Here are some idea's I have come across in other scraping tools:
url: https://example.com
urls: [https://example.com/page/{},1,243] # range through pages 1 to 243
urls:[...range(https://example.com/page/{},1,243)] # with an explicit range and some fuction needed
urls: ['https://example.com/', 'https://google.com', 'https://bing.com']
import urls from "./example_page_links.txt"
urls: urls.split("\n"),
Side Note: going through all the research stuff in issues: it's perhaps an idea to allow shot-scraper to use a config file.
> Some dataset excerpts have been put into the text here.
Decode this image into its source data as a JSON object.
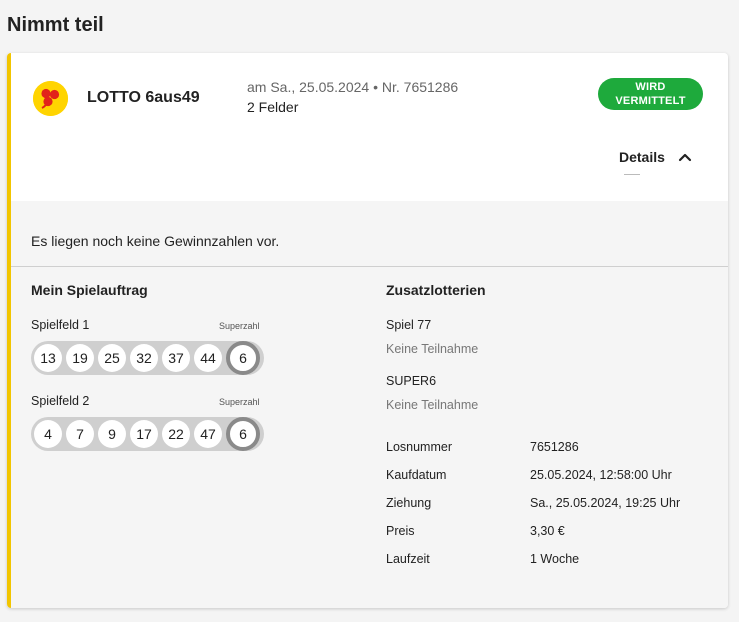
{
  "section": {
    "title": "Nimmt teil"
  },
  "ticket": {
    "logo_icon": "lotto-clover-icon",
    "game_name": "LOTTO 6aus49",
    "draw_info": "am Sa., 25.05.2024 • Nr. 7651286",
    "fields_count": "2 Felder",
    "status": {
      "line1": "WIRD",
      "line2": "VERMITTELT",
      "color": "#1eaa3c"
    },
    "details_label": "Details",
    "accent_color": "#f2c500"
  },
  "results": {
    "message": "Es liegen noch keine Gewinnzahlen vor."
  },
  "order": {
    "heading": "Mein Spielauftrag",
    "superzahl_label": "Superzahl",
    "fields": [
      {
        "label": "Spielfeld 1",
        "numbers": [
          "13",
          "19",
          "25",
          "32",
          "37",
          "44"
        ],
        "superzahl": "6"
      },
      {
        "label": "Spielfeld 2",
        "numbers": [
          "4",
          "7",
          "9",
          "17",
          "22",
          "47"
        ],
        "superzahl": "6"
      }
    ]
  },
  "extra": {
    "heading": "Zusatzlotterien",
    "lotteries": [
      {
        "name": "Spiel 77",
        "status": "Keine Teilnahme"
      },
      {
        "name": "SUPER6",
        "status": "Keine Teilnahme"
      }
    ],
    "info": [
      {
        "label": "Losnummer",
        "value": "7651286"
      },
      {
        "label": "Kaufdatum",
        "value": "25.05.2024, 12:58:00 Uhr"
      },
      {
        "label": "Ziehung",
        "value": "Sa., 25.05.2024, 19:25 Uhr"
      },
      {
        "label": "Preis",
        "value": "3,30 €"
      },
      {
        "label": "Laufzeit",
        "value": "1 Woche"
      }
    ]
  }
}
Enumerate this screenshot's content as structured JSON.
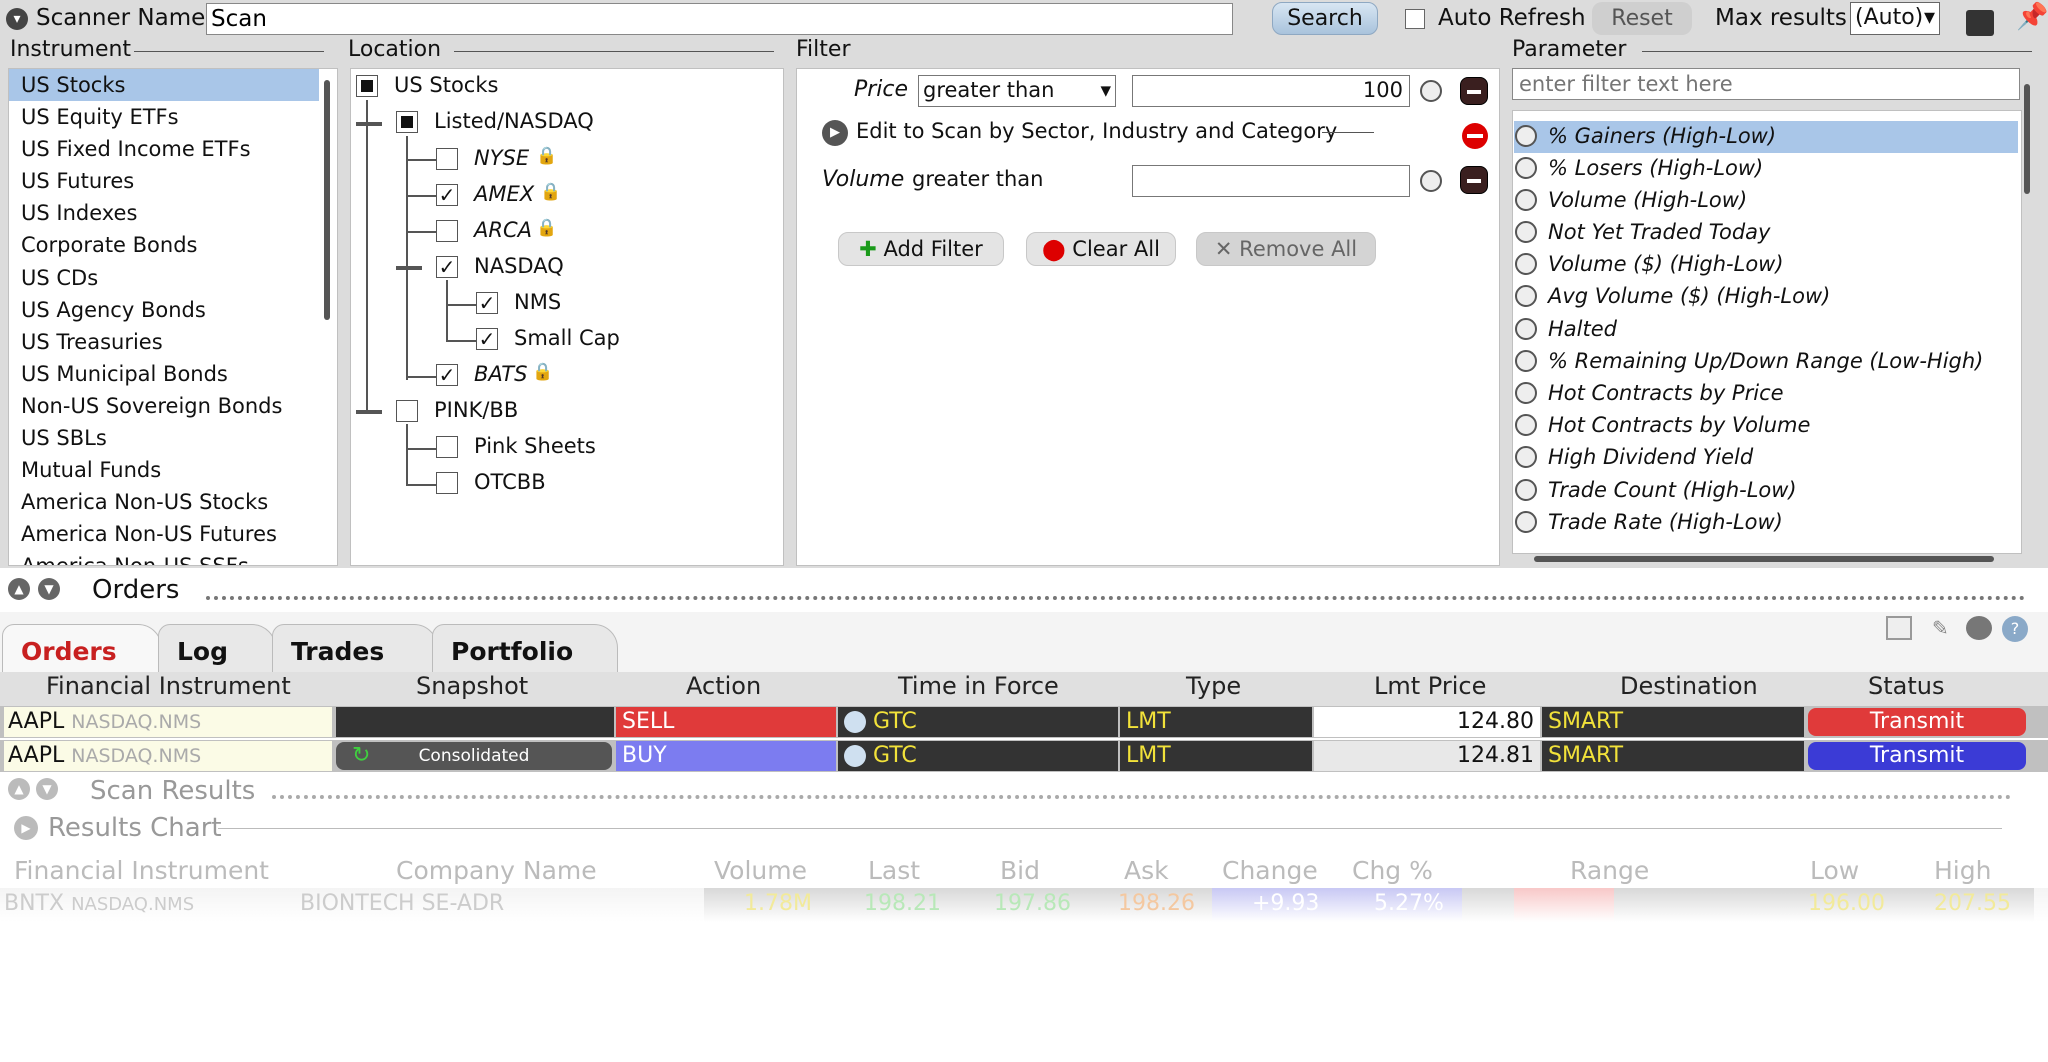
{
  "topbar": {
    "scanner_name_label": "Scanner Name:",
    "scanner_name_value": "Scan",
    "search_label": "Search",
    "auto_refresh_label": "Auto Refresh",
    "reset_label": "Reset",
    "max_results_label": "Max results",
    "max_results_value": "(Auto)"
  },
  "sections": {
    "instrument": "Instrument",
    "location": "Location",
    "filter": "Filter",
    "parameter": "Parameter"
  },
  "instruments": [
    "US Stocks",
    "US Equity ETFs",
    "US Fixed Income ETFs",
    "US Futures",
    "US Indexes",
    "Corporate Bonds",
    "US CDs",
    "US Agency Bonds",
    "US Treasuries",
    "US Municipal Bonds",
    "Non-US Sovereign Bonds",
    "US SBLs",
    "Mutual Funds",
    "America Non-US Stocks",
    "America Non-US Futures",
    "America Non-US SSFs"
  ],
  "location": {
    "us_stocks": "US Stocks",
    "listed": "Listed/NASDAQ",
    "nyse": "NYSE",
    "amex": "AMEX",
    "arca": "ARCA",
    "nasdaq": "NASDAQ",
    "nms": "NMS",
    "small_cap": "Small Cap",
    "bats": "BATS",
    "pink_bb": "PINK/BB",
    "pink_sheets": "Pink Sheets",
    "otcbb": "OTCBB"
  },
  "filter": {
    "price_label": "Price",
    "price_op": "greater than",
    "price_value": "100",
    "sector_label": "Edit to Scan by Sector, Industry and Category",
    "volume_label": "Volume",
    "volume_op": "greater than",
    "add_filter": "Add Filter",
    "clear_all": "Clear All",
    "remove_all": "Remove All"
  },
  "parameter": {
    "placeholder": "enter filter text here",
    "items": [
      "% Gainers (High-Low)",
      "% Losers (High-Low)",
      "Volume (High-Low)",
      "Not Yet Traded Today",
      "Volume ($) (High-Low)",
      "Avg Volume ($) (High-Low)",
      "Halted",
      "% Remaining Up/Down Range (Low-High)",
      "Hot Contracts by Price",
      "Hot Contracts by Volume",
      "High Dividend Yield",
      "Trade Count (High-Low)",
      "Trade Rate (High-Low)"
    ]
  },
  "orders": {
    "panel_title": "Orders",
    "tabs": [
      "Orders",
      "Log",
      "Trades",
      "Portfolio"
    ],
    "columns": [
      "Financial Instrument",
      "Snapshot",
      "Action",
      "Time in Force",
      "Type",
      "Lmt Price",
      "Destination",
      "Status"
    ],
    "rows": [
      {
        "symbol": "AAPL",
        "exchange": "NASDAQ.NMS",
        "snapshot": "",
        "action": "SELL",
        "tif": "GTC",
        "type": "LMT",
        "lmt": "124.80",
        "dest": "SMART",
        "status": "Transmit"
      },
      {
        "symbol": "AAPL",
        "exchange": "NASDAQ.NMS",
        "snapshot": "Consolidated",
        "action": "BUY",
        "tif": "GTC",
        "type": "LMT",
        "lmt": "124.81",
        "dest": "SMART",
        "status": "Transmit"
      }
    ]
  },
  "scan": {
    "title": "Scan Results",
    "chart_title": "Results Chart",
    "columns": [
      "Financial Instrument",
      "Company Name",
      "Volume",
      "Last",
      "Bid",
      "Ask",
      "Change",
      "Chg %",
      "Range",
      "Low",
      "High"
    ],
    "row": {
      "symbol": "BNTX",
      "exchange": "NASDAQ.NMS",
      "company": "BIONTECH SE-ADR",
      "volume": "1.78M",
      "last": "198.21",
      "bid": "197.86",
      "ask": "198.26",
      "change": "+9.93",
      "chg_pct": "5.27%",
      "low": "196.00",
      "high": "207.55"
    }
  },
  "colors": {
    "sell": "#e03a3a",
    "buy": "#7c7cf0",
    "selected": "#a9c6e8",
    "accent_yellow": "#f2e23a"
  }
}
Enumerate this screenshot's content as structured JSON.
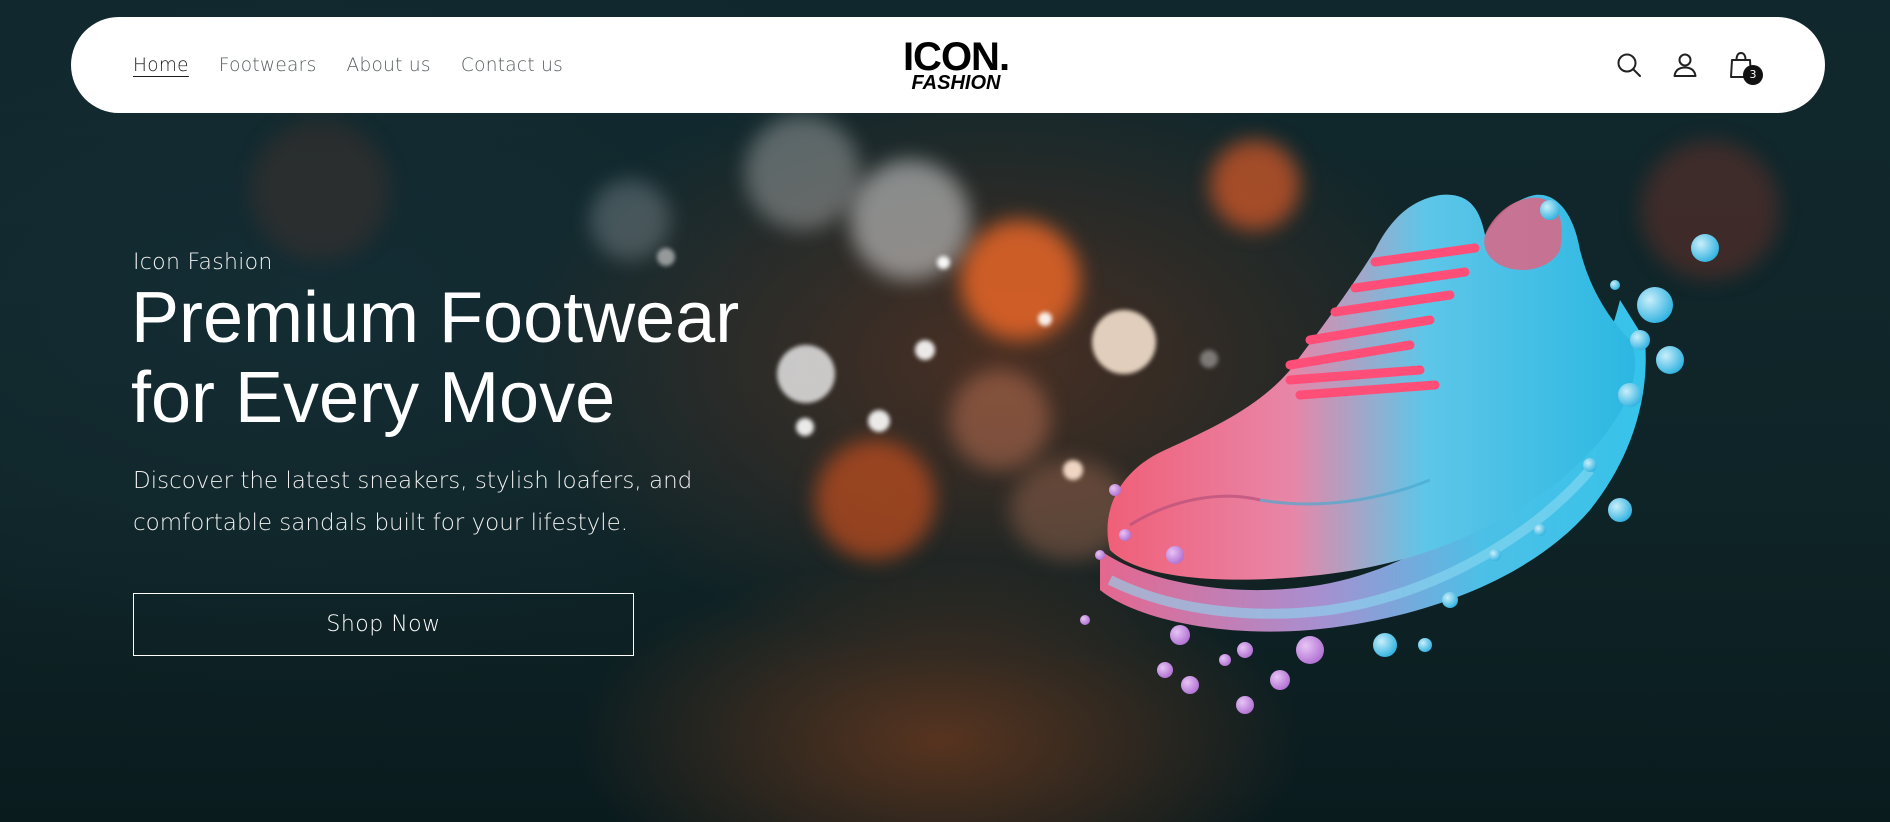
{
  "nav": {
    "items": [
      {
        "label": "Home",
        "active": true
      },
      {
        "label": "Footwears",
        "active": false
      },
      {
        "label": "About us",
        "active": false
      },
      {
        "label": "Contact us",
        "active": false
      }
    ]
  },
  "brand": {
    "line1": "ICON.",
    "line2": "FASHION"
  },
  "header_icons": {
    "search": "search-icon",
    "account": "user-icon",
    "cart": "shopping-bag-icon",
    "cart_count": "3"
  },
  "hero": {
    "eyebrow": "Icon Fashion",
    "headline_line1": "Premium Footwear",
    "headline_line2": "for Every Move",
    "subtext_line1": "Discover the latest sneakers, stylish loafers, and",
    "subtext_line2": "comfortable sandals built for your lifestyle.",
    "cta_label": "Shop Now"
  },
  "colors": {
    "header_bg": "#ffffff",
    "hero_bg": "#0f2427",
    "shoe_pink": "#f0627a",
    "shoe_cyan": "#35c4e6"
  }
}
That way, all arguments you can pass in command line can be put neatly in a config file.
I found myself wanting to use the Readability trick against multiple URLs, without having to pay the startup cost of launching a new Chromium instance for each one.
Idea: a way to run
shot-scraper javascript
against more than one URL, returning an array of results.